Le Hoshin Kanri11 est la discipline créant l’alignement des activités sur les objectifs collectifs ou individuels, et sur la vision.  L’Obeya rend possible la visualisation du Hoshin Kanri et crée l’environnement collaboratif propice au partage efficace et transverse des problèmes. Le Nemawashi12 en Obeya accélère les décisions du processus Ringi13.

Fig. 5 : établissement, déploiement et revue du Hoshin de Hoshin

Par le mécanisme en cascade du Hoshin Kanri, les employés peuvent proposer leurs idées d’amélioration et les meilleures propositions sont alors retenues.

Si l’avancement est visualisé, il est facilement partagé entre collaborateurs et managers. Les décideurs valident les moyens pour que les collaborateurs réussissent leurs actions d’amélioration.

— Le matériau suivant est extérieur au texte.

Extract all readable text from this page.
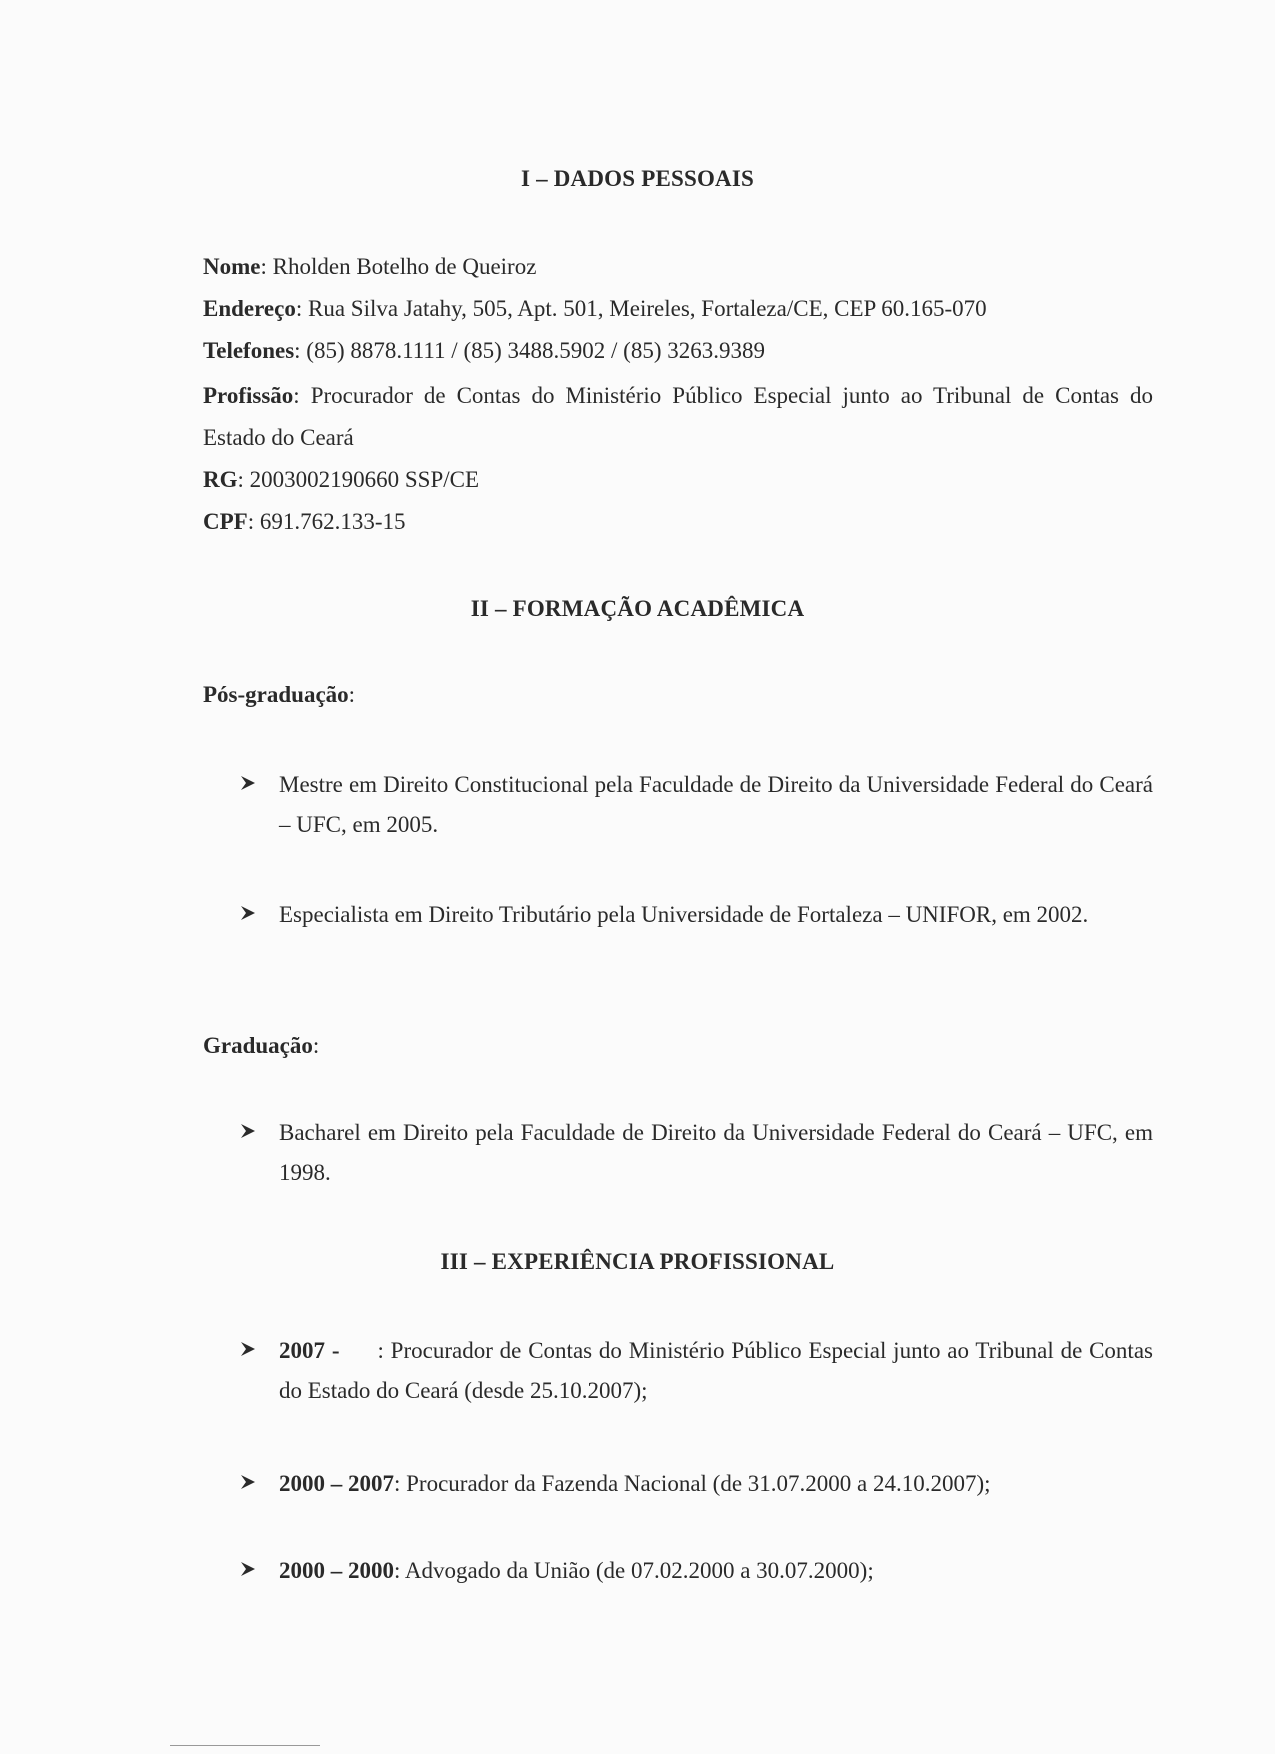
I – DADOS PESSOAIS
Nome: Rholden Botelho de Queiroz
Endereço: Rua Silva Jatahy, 505, Apt. 501, Meireles, Fortaleza/CE, CEP 60.165-070
Telefones: (85) 8878.1111 / (85) 3488.5902 / (85) 3263.9389
Profissão: Procurador de Contas do Ministério Público Especial junto ao Tribunal de Contas do Estado do Ceará
RG: 2003002190660 SSP/CE
CPF: 691.762.133-15
II – FORMAÇÃO ACADÊMICA
Pós-graduação:
Mestre em Direito Constitucional pela Faculdade de Direito da Universidade Federal do Ceará – UFC, em 2005.
Especialista em Direito Tributário pela Universidade de Fortaleza – UNIFOR, em 2002.
Graduação:
Bacharel em Direito pela Faculdade de Direito da Universidade Federal do Ceará – UFC, em 1998.
III – EXPERIÊNCIA PROFISSIONAL
2007 - : Procurador de Contas do Ministério Público Especial junto ao Tribunal de Contas do Estado do Ceará (desde 25.10.2007);
2000 – 2007: Procurador da Fazenda Nacional (de 31.07.2000 a 24.10.2007);
2000 – 2000: Advogado da União (de 07.02.2000 a 30.07.2000);
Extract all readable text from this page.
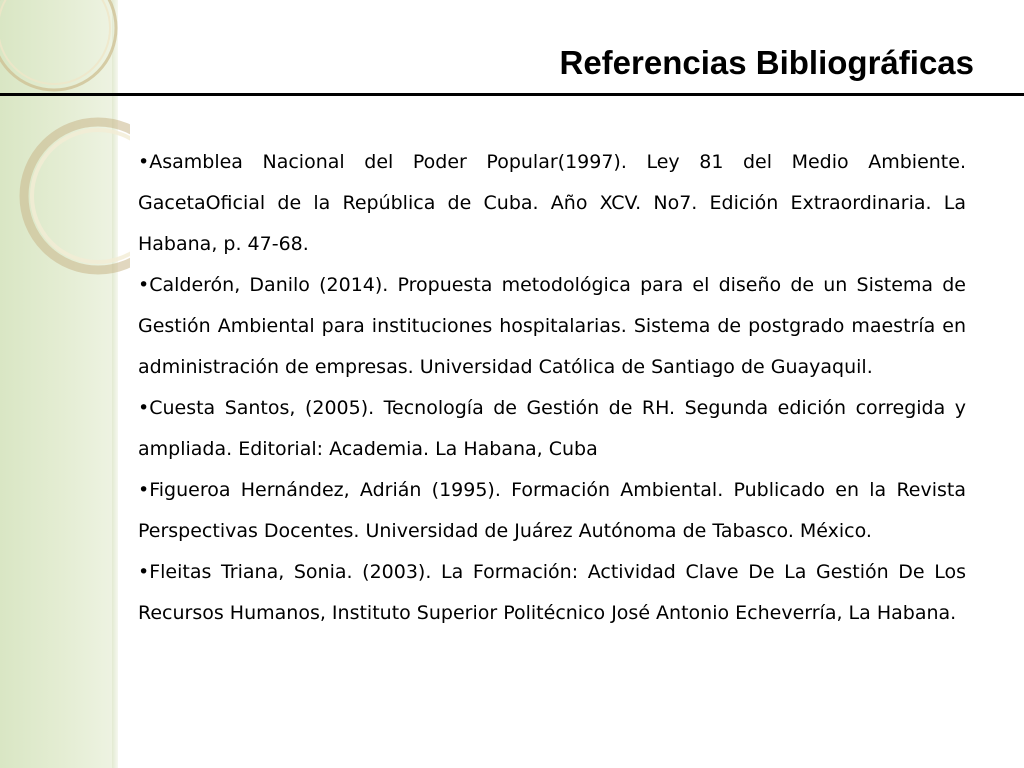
Referencias Bibliográficas

•Asamblea Nacional del Poder Popular(1997). Ley 81 del Medio Ambiente. GacetaOficial de la República de Cuba. Año XCV. No7. Edición Extraordinaria. La Habana, p. 47-68.

•Calderón, Danilo (2014). Propuesta metodológica para el diseño de un Sistema de Gestión Ambiental para instituciones hospitalarias. Sistema de postgrado maestría en administración de empresas. Universidad Católica de Santiago de Guayaquil.

•Cuesta Santos, (2005). Tecnología de Gestión de RH. Segunda edición corregida y ampliada. Editorial: Academia. La Habana, Cuba

•Figueroa Hernández, Adrián (1995). Formación Ambiental. Publicado en la Revista Perspectivas Docentes. Universidad de Juárez Autónoma de Tabasco. México.

•Fleitas Triana, Sonia. (2003). La Formación: Actividad Clave De La Gestión De Los Recursos Humanos, Instituto Superior Politécnico José Antonio Echeverría, La Habana.
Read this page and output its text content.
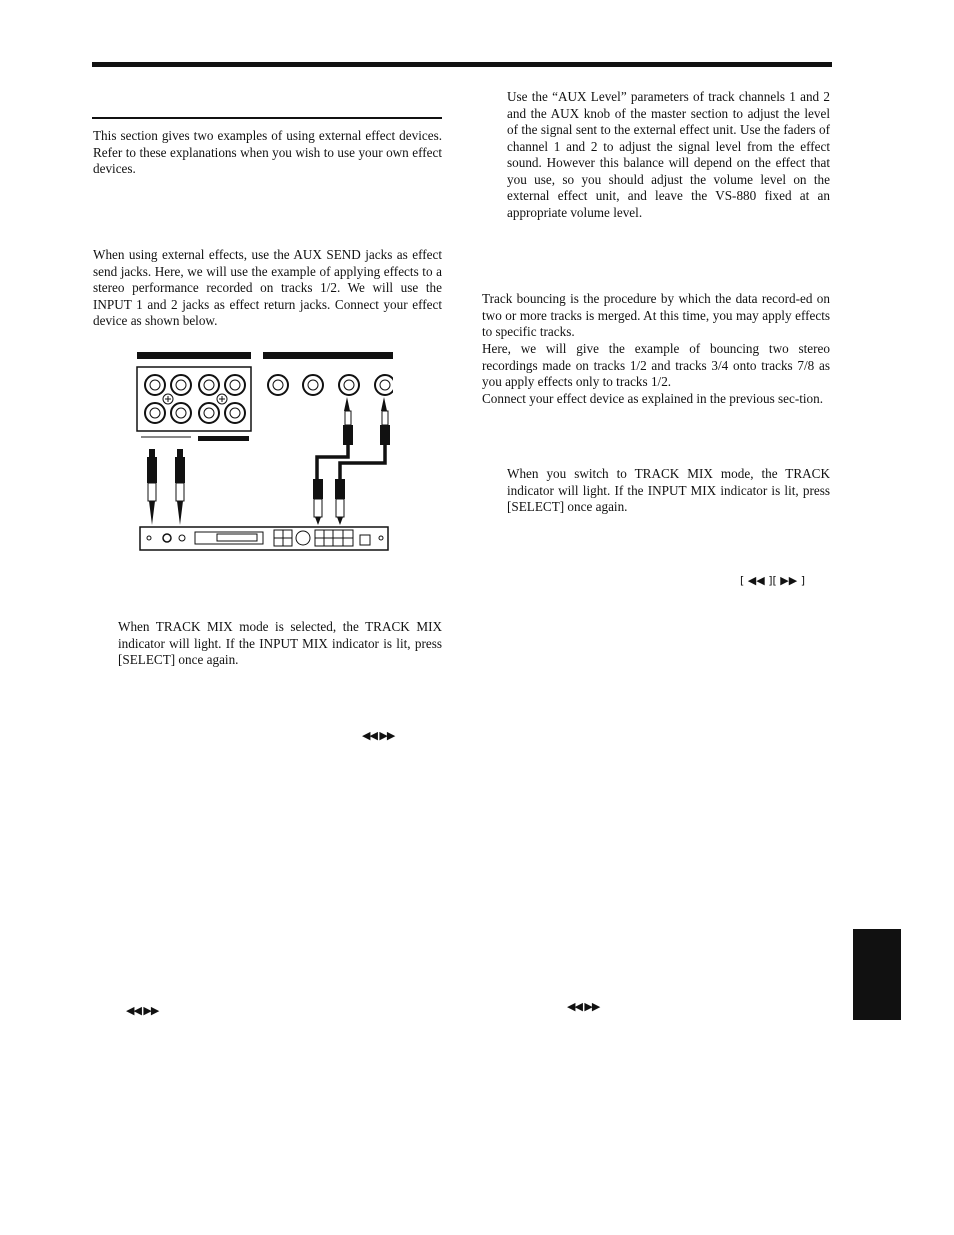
This section gives two examples of using external effect devices. Refer to these explanations when you wish to use your own effect devices.

When using external effects, use the AUX SEND jacks as effect send jacks. Here, we will use the example of applying effects to a stereo performance recorded on tracks 1/2. We will use the INPUT 1 and 2 jacks as effect return jacks. Connect your effect device as shown below.

When TRACK MIX mode is selected, the TRACK MIX indicator will light. If the INPUT MIX indicator is lit, press [SELECT] once again.

◀◀ ▶▶
◀◀ ▶▶

Use the “AUX Level” parameters of track channels 1 and 2 and the AUX knob of the master section to adjust the level of the signal sent to the external effect unit. Use the faders of channel 1 and 2 to adjust the signal level from the effect sound. However this balance will depend on the effect that you use, so you should adjust the volume level on the external effect unit, and leave the VS-880 fixed at an appropriate volume level.

Track bouncing is the procedure by which the data record-ed on two or more tracks is merged. At this time, you may apply effects to specific tracks.

Here, we will give the example of bouncing two stereo recordings made on tracks 1/2 and tracks 3/4 onto tracks 7/8 as you apply effects only to tracks 1/2.

Connect your effect device as explained in the previous sec-tion.

When you switch to TRACK MIX mode, the TRACK indicator will light. If the INPUT MIX indicator is lit, press [SELECT] once again.

[ ◀◀ ][ ▶▶ ]
◀◀ ▶▶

Afficher clairement la vision de l’entreprise, coconstruire les objectifs et leurs liens avec les axes stratégiques aident chaque collaborateur à comprendre le sens de son activité.

Exemple #4 : déclinaison de la vision d’un projet informatique d’industrialisation de la mise en production («automatic continuous deployment») de 253 applications informatiques.

L’approche réunit les collaborateurs et les managers autour de la vision de cette entreprise dont l’un des axes est : « Feel good : le bien être pour tous les collaborateurs ».

Le manager a quantifié l’objectif : « Faire 100 % des déploiements uniquement les jours ouvrés d’ici la fin de l’année ».

  • « Quelle est la situation aujourd’hui ? »

« Seul un déploiement sur dix-neuf est réalisé un jour de semaine et les dix-huit autres le sont le week-end. »

L’équipe réfléchit, s’implique et se coordonne :

  • « Qu’est ce qui nous empêche de déployer un jour de semaine ? »

« Les temps des déploiements manuels sont actuellement compris entre 45 mn et 4 heures. »

  • « Quelle serait le temps idéal de passage en production ? Pourquoi ? »

L’équipe se fixe un objectif opérationnel :

« 100% des déploiements en production informatique seront réalisés de bout en bout en moins de 30 mn de 12h30 à 13h00 et en semaine ».  En cas de problème, un « roll-back » en 30 mn sera lancé. Le client interne présent le valide.

L’équipe débute son passage d’une vision « corporate » à une vision « produits et services ».

3) Quel pilotage pour réussir ? Revenir au « Check » du PDCA.

Ensuite, piloter cette vision stratégique est un enjeu majeur pour garder chaque collaborateur focalisé sur le Hoshin.

La conduite de cette stratégie et la revue des progrès réalisés se déclinent suivant deux modes de fonctionnement :

  • Le pilotage des activités au quotidien
  • Le pilotage des résultats hebdomadaires, d’un sprint et mensuels.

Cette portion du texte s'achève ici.